Collinearity between predictors: what happens under the hood

  • I
  • Thread starter fog37
  • Start date
In summary: Interaction effects are not accounted for in a linear regression model by using a single beta. Instead, a multiple beta model is used to account for the interaction between the variables.
  • #1
fog37
1,568
108
TL;DR Summary
Understanding the idea of "keeping the other predictors fixed" to interpret partial coefficients
Hello,

In the presence of NO multicollinearity, with a linear regression model like ##Y=3 X_1+2 X_2##, the predictors ##X_1, X_2## are not pairwise correlated.
  • When ##X_1## changes by 1 unit, the dependent variable ##Y## change by a factor of ##3##, i.e. ##\Delta Y =3##, while the other variables are kept fixed/constant, i.e. they are not simultaneously changing with ##X_1## and participating in the ##\Delta Y## being equal to 3. By analogy, it is like the predictors are working "decoupled" gears.
  • However, when multicollinearity is present (##X_1## and ##X_2## are correlated), it is not true that as ##X_1## changes by 1 unit, the change ##\Delta Y=3## is not solely due to that unit change in ##X_1## alone while the other variables are fixed/constant. The number 3 is due to the explicit change of ##X_1## but also to the implicit change of ##X_2## (also by one unit?) caused by ##X_1##: changing the variable ##X_1## also changes automatically the variable ##X_2## which is not kept constant while ##X_1## changes.
I think my understanding is correct but I don't fully understand how all this happens mechanically within the data. Does the idea of "while keeping the other variables fixed" really mean that the calculation of the coefficients ##\beta## involves the pairwise correlation between ##r_{12}## compromising the purity of the coefficient? I just don't see how, operationally, changing ##X_1## by one unit (i.e. setting ##X_1=1##) automatically, under the hood, activates a change of ##X_2## in the equation which silently contributes to a partial change of ##\Delta Y##.

It is like ##\Delta Y## = (##\Delta Y## due to ##X_1##) + (##\Delta Y## due to ##X_2##)

Thank you for any clarification.
 
Physics news on Phys.org
  • #2
In the case of correlated independent variables, ##X_1## and ##X_2##, the coefficients of the linear regression are not necessarily unique. As an extreme example, consider the case where ##X_1= X_2##. The use of a second variable is completely redundant and linear regressions with both variables are possible with a whole set of coefficient combinations.

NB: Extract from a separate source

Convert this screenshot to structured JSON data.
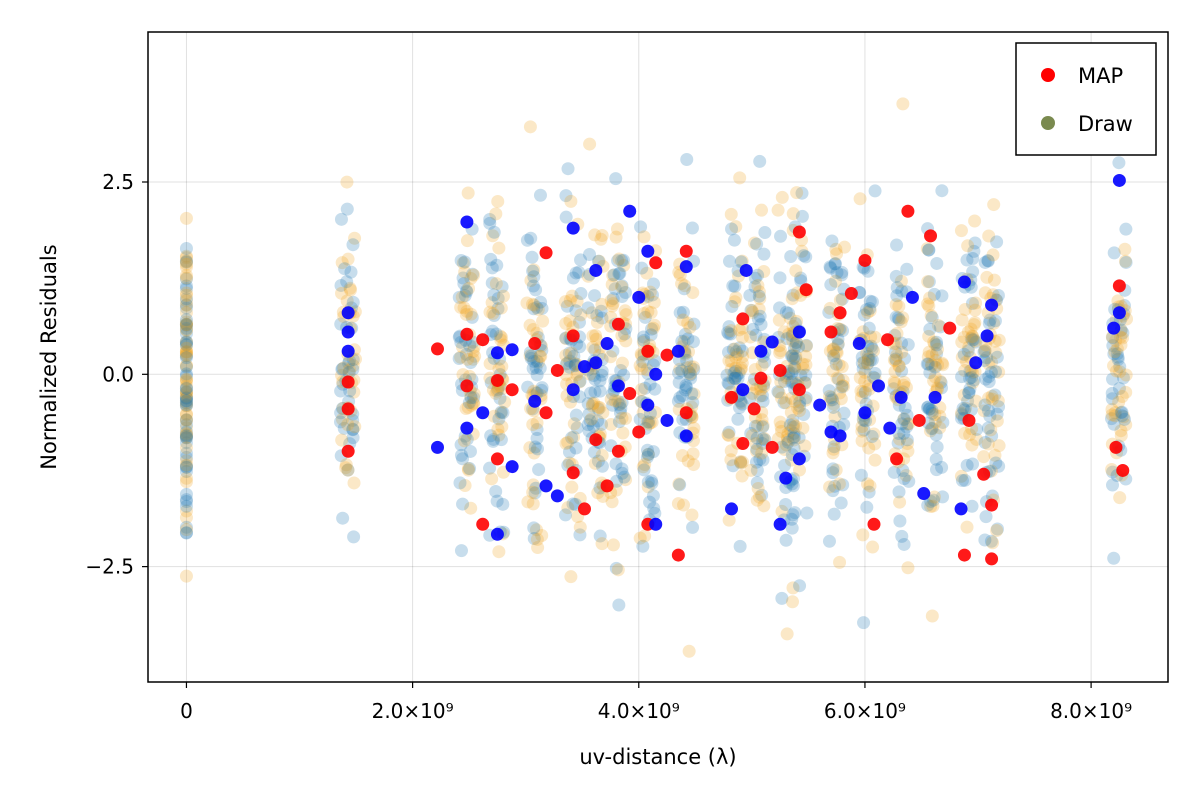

A step-by-step process alleviates the problem and gives statistical meaning to the coefficients. Suppose ##X_1= X_2## and the linear regression model of ##Y = a_1 X_1 + \epsilon## gives the minimal sum-squared-errors. Then there will be no correlation between the sample ##x_{2,i}## and the sample errors, ##\epsilon_i## because the factor ##a_1 X_1## has taken care of the entire correlation that could be obtained by adding ##X_2## to the linear model.

In a less extreme example, where ##X_1## and ##X_2## are correlated but not equal, there might be some residual error from the ##Y = a_1 X_1 + \epsilon## that can be reduced by adding an ##X_2## term to the linear regression. If the reduction is statistically significant, ##X_2## can be added. Then the term ##a_2 X_2## can be thought of as accounting for/explaining/predicting the residual errors left over by the ##Y = a_1 X_1+ \epsilon## model.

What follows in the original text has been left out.